C’est au lac Peipsi que les règles sont les plus sévères. Anatoli et ses hommes remontent le dernier filet. Il est midi. Il faut maintenant estimer les captures du jour, contacter les inspecteurs du gouvernement, et attendre une heure avant de rentrer au port au cas où un contrôle serait effectué. Une erreur de 10% sur le poids estimé du poisson pêché et c’est déjà une amende. Anatoli jure ne pas tricher, par peur de perdre ses droits de pêcheur.

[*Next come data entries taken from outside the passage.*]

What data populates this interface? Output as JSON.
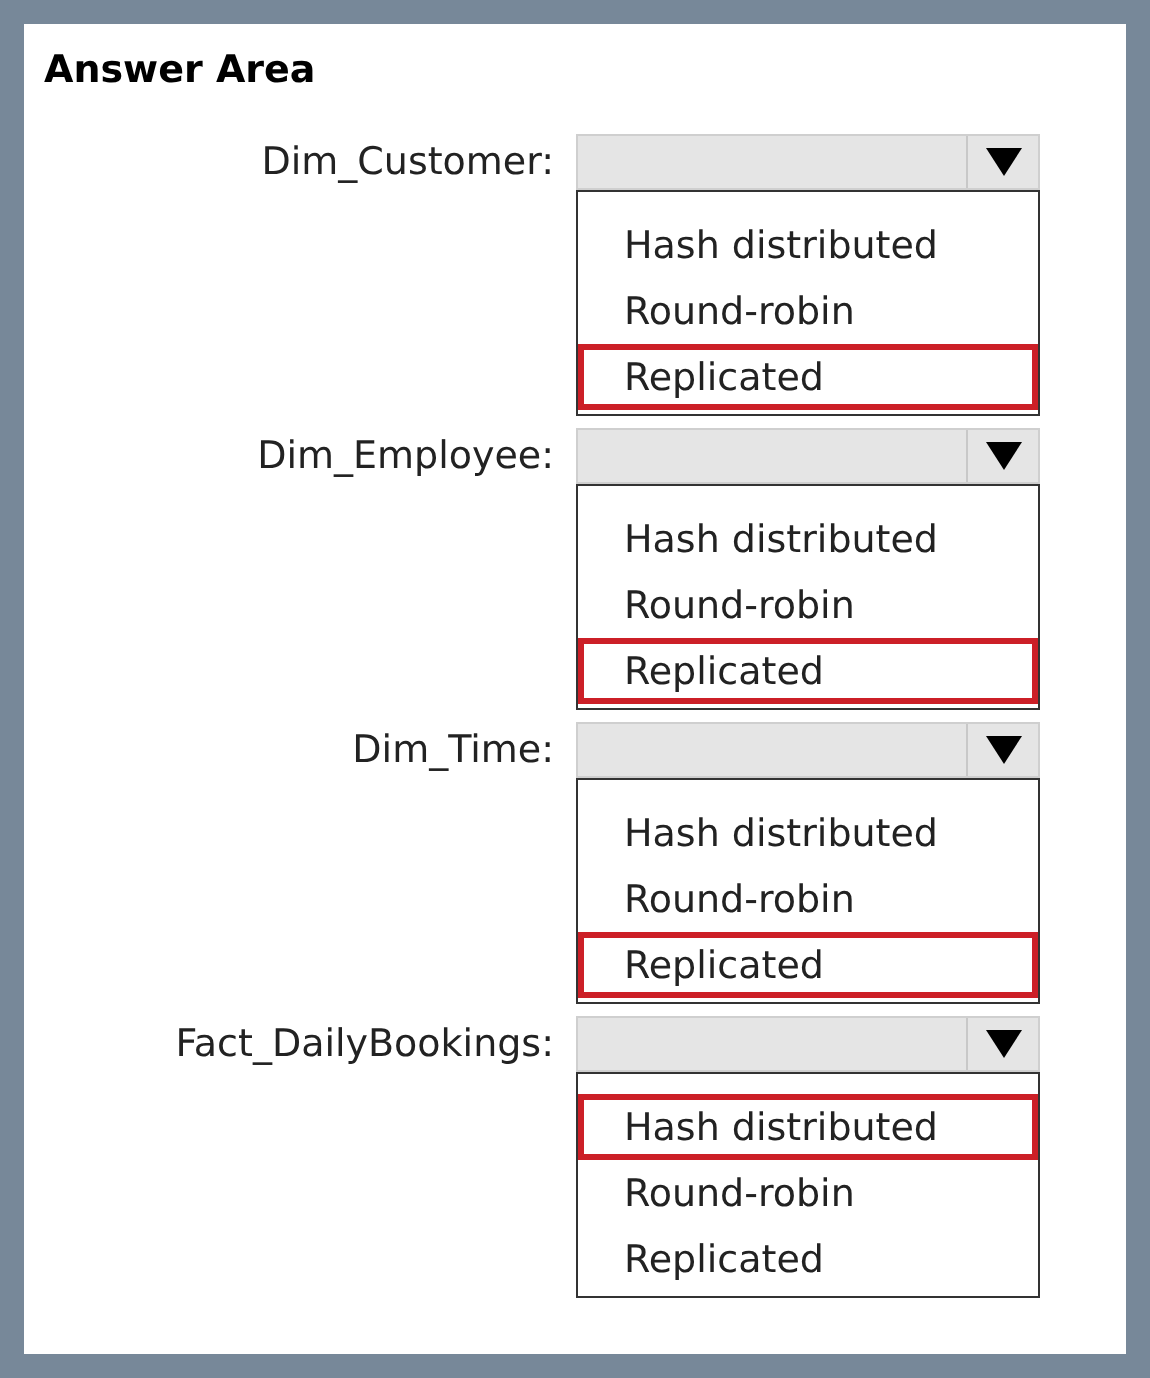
{
  "title": "Answer Area",
  "fields": [
    {
      "label": "Dim_Customer:",
      "options": [
        {
          "label": "Hash distributed",
          "selected": false
        },
        {
          "label": "Round-robin",
          "selected": false
        },
        {
          "label": "Replicated",
          "selected": true
        }
      ]
    },
    {
      "label": "Dim_Employee:",
      "options": [
        {
          "label": "Hash distributed",
          "selected": false
        },
        {
          "label": "Round-robin",
          "selected": false
        },
        {
          "label": "Replicated",
          "selected": true
        }
      ]
    },
    {
      "label": "Dim_Time:",
      "options": [
        {
          "label": "Hash distributed",
          "selected": false
        },
        {
          "label": "Round-robin",
          "selected": false
        },
        {
          "label": "Replicated",
          "selected": true
        }
      ]
    },
    {
      "label": "Fact_DailyBookings:",
      "options": [
        {
          "label": "Hash distributed",
          "selected": true
        },
        {
          "label": "Round-robin",
          "selected": false
        },
        {
          "label": "Replicated",
          "selected": false
        }
      ]
    }
  ]
}
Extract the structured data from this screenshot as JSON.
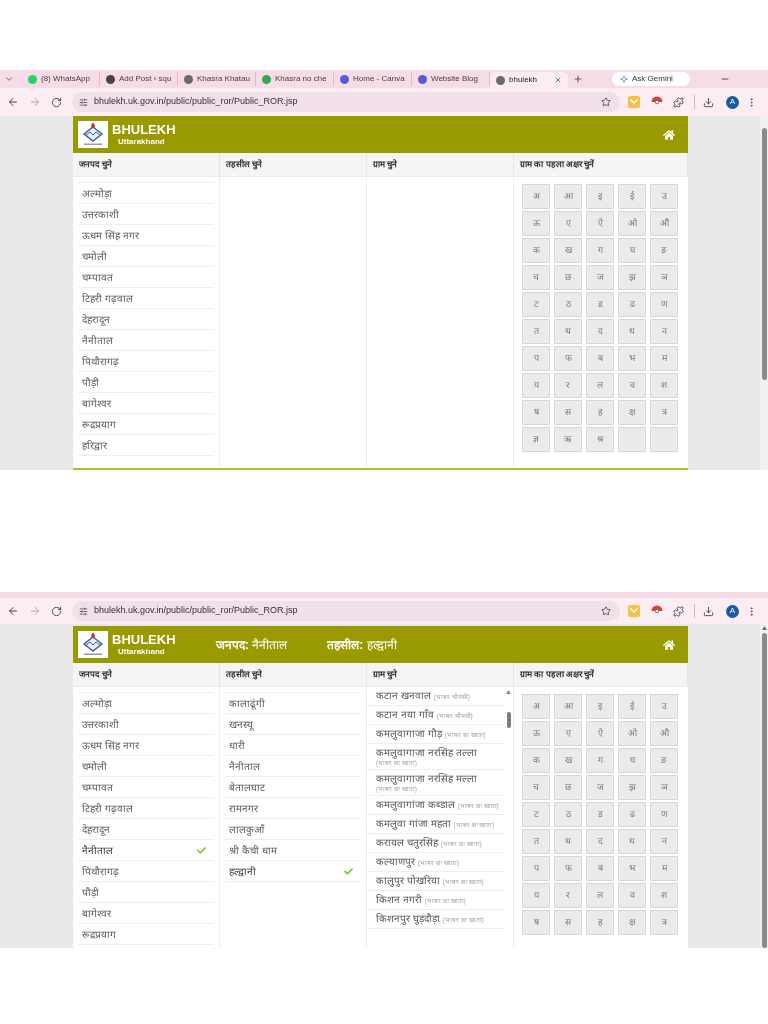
{
  "screens": [
    {
      "browser": {
        "tabs": [
          {
            "title": "(8) WhatsApp",
            "selected": false,
            "color": "#25d366"
          },
          {
            "title": "Add Post ‹ squ",
            "selected": false,
            "color": "#464646"
          },
          {
            "title": "Khasra Khatau",
            "selected": false,
            "color": "#6b6b6b"
          },
          {
            "title": "Khasra no che",
            "selected": false,
            "color": "#34a853"
          },
          {
            "title": "Home - Canva",
            "selected": false,
            "color": "#5b5bd6"
          },
          {
            "title": "Website Blog",
            "selected": false,
            "color": "#5b5bd6"
          },
          {
            "title": "bhulekh",
            "selected": true,
            "color": "#6b6b6b"
          }
        ],
        "gemini_button": "Ask Gemini",
        "url": "bhulekh.uk.gov.in/public/public_ror/Public_ROR.jsp",
        "avatar": "A"
      },
      "header": {
        "brand": "BHULEKH",
        "region": "Uttarakhand"
      },
      "districts": {
        "heading": "जनपद चुने",
        "items": [
          {
            "name": "अल्मोड़ा",
            "selected": false
          },
          {
            "name": "उत्तरकाशी",
            "selected": false
          },
          {
            "name": "ऊधम सिंह नगर",
            "selected": false
          },
          {
            "name": "चमोली",
            "selected": false
          },
          {
            "name": "चम्पावत",
            "selected": false
          },
          {
            "name": "टिहरी गढ़वाल",
            "selected": false
          },
          {
            "name": "देहरादून",
            "selected": false
          },
          {
            "name": "नैनीताल",
            "selected": false
          },
          {
            "name": "पिथौरागढ़",
            "selected": false
          },
          {
            "name": "पौड़ी",
            "selected": false
          },
          {
            "name": "बागेश्वर",
            "selected": false
          },
          {
            "name": "रूद्रप्रयाग",
            "selected": false
          },
          {
            "name": "हरिद्वार",
            "selected": false
          }
        ]
      },
      "tehsils": {
        "heading": "तहसील चुने"
      },
      "villages": {
        "heading": "ग्राम चुने"
      },
      "letters": {
        "heading": "ग्राम का पहला अक्षर चुनें",
        "items": [
          "अ",
          "आ",
          "इ",
          "ई",
          "उ",
          "ऊ",
          "ए",
          "ऐ",
          "ओ",
          "औ",
          "क",
          "ख",
          "ग",
          "घ",
          "ङ",
          "च",
          "छ",
          "ज",
          "झ",
          "ञ",
          "ट",
          "ठ",
          "ड",
          "ढ",
          "ण",
          "त",
          "थ",
          "द",
          "ध",
          "न",
          "प",
          "फ",
          "ब",
          "भ",
          "म",
          "य",
          "र",
          "ल",
          "व",
          "श",
          "ष",
          "स",
          "ह",
          "क्ष",
          "त्र",
          "ज्ञ",
          "ऋ",
          "श्र"
        ]
      }
    },
    {
      "browser": {
        "url": "bhulekh.uk.gov.in/public/public_ror/Public_ROR.jsp",
        "avatar": "A"
      },
      "header": {
        "brand": "BHULEKH",
        "region": "Uttarakhand",
        "selection": [
          "**जनपद:** नैनीताल",
          "**तहसील:** हल्द्वानी"
        ]
      },
      "districts": {
        "heading": "जनपद चुने",
        "items": [
          {
            "name": "अल्मोड़ा",
            "selected": false
          },
          {
            "name": "उत्तरकाशी",
            "selected": false
          },
          {
            "name": "ऊधम सिंह नगर",
            "selected": false
          },
          {
            "name": "चमोली",
            "selected": false
          },
          {
            "name": "चम्पावत",
            "selected": false
          },
          {
            "name": "टिहरी गढ़वाल",
            "selected": false
          },
          {
            "name": "देहरादून",
            "selected": false
          },
          {
            "name": "नैनीताल",
            "selected": true
          },
          {
            "name": "पिथौरागढ़",
            "selected": false
          },
          {
            "name": "पौड़ी",
            "selected": false
          },
          {
            "name": "बागेश्वर",
            "selected": false
          },
          {
            "name": "रूद्रप्रयाग",
            "selected": false
          }
        ]
      },
      "tehsils": {
        "heading": "तहसील चुने",
        "items": [
          {
            "name": "कालाढूंगी",
            "selected": false
          },
          {
            "name": "खनस्यू",
            "selected": false
          },
          {
            "name": "धारी",
            "selected": false
          },
          {
            "name": "नैनीताल",
            "selected": false
          },
          {
            "name": "बेतालघाट",
            "selected": false
          },
          {
            "name": "रामनगर",
            "selected": false
          },
          {
            "name": "लालकुआँ",
            "selected": false
          },
          {
            "name": "श्री कैंची धाम",
            "selected": false
          },
          {
            "name": "हल्द्वानी",
            "selected": true
          }
        ]
      },
      "villages": {
        "heading": "ग्राम चुने",
        "items": [
          {
            "name": "कटान खनवाल",
            "area": "(भाबर चौमसी)"
          },
          {
            "name": "कटान नया गाँव",
            "area": "(भाबर चौमसी)"
          },
          {
            "name": "कमलुवागाजा गौड़",
            "area": "(भाबर छः खाता)"
          },
          {
            "name": "कमलुवागाजा नरसिंह तल्ला",
            "area": "(भाबर छः खाता)"
          },
          {
            "name": "कमलुवागाजा नरसिंह मल्ला",
            "area": "(भाबर छः खाता)"
          },
          {
            "name": "कमलुवागांजा कब्डाल",
            "area": "(भाबर छः खाता)"
          },
          {
            "name": "कमलुवा गांजा महता",
            "area": "(भाबर छः खाता)"
          },
          {
            "name": "करायल चतुरसिंह",
            "area": "(भाबर छः खाता)"
          },
          {
            "name": "कल्याणपुर",
            "area": "(भाबर छः खाता)"
          },
          {
            "name": "कालुपुर पोखरिया",
            "area": "(भाबर छः खाता)"
          },
          {
            "name": "किशन नगरी",
            "area": "(भाबर छः खाता)"
          },
          {
            "name": "किशनपुर घुड़दौड़ा",
            "area": "(भाबर छः खाता)"
          }
        ]
      },
      "letters": {
        "heading": "ग्राम का पहला अक्षर चुनें",
        "items": [
          "अ",
          "आ",
          "इ",
          "ई",
          "उ",
          "ऊ",
          "ए",
          "ऐ",
          "ओ",
          "औ",
          "क",
          "ख",
          "ग",
          "घ",
          "ङ",
          "च",
          "छ",
          "ज",
          "झ",
          "ञ",
          "ट",
          "ठ",
          "ड",
          "ढ",
          "ण",
          "त",
          "थ",
          "द",
          "ध",
          "न",
          "प",
          "फ",
          "ब",
          "भ",
          "म",
          "य",
          "र",
          "ल",
          "व",
          "श",
          "ष",
          "स",
          "ह",
          "क्ष",
          "त्र"
        ]
      }
    }
  ]
}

L’heure d’attente se transforme en rituel. Trois shots de vodka par personne dans des petits verres souillés. «On est tous traqués par les GPS des bateaux. La plupart d’entre nous, on respecte la loi. Mais de l’autre côté, les Russes n’ont pas de contrôles aussi stricts et c’est plus corrompu. C’est le même lac, mais certains font de la pêche illégale et d’autres pas», bougonne-t-il.

La Russie a signé des accords sur le lac Peipsi et elle se doit d’effectuer des contrôles. Dans un document tiré des «Nouvelles officielles de l’État russe de la région de Pskov», les autorités relèvent pourtant: «Il est curieux que 16 inspecteurs contrôlent la légalité de la pêche du côté estonien et 3 seulement côté russe. Dans le même temps, les Russes identifient systématiquement deux fois plus de violations que les collègues estoniens.»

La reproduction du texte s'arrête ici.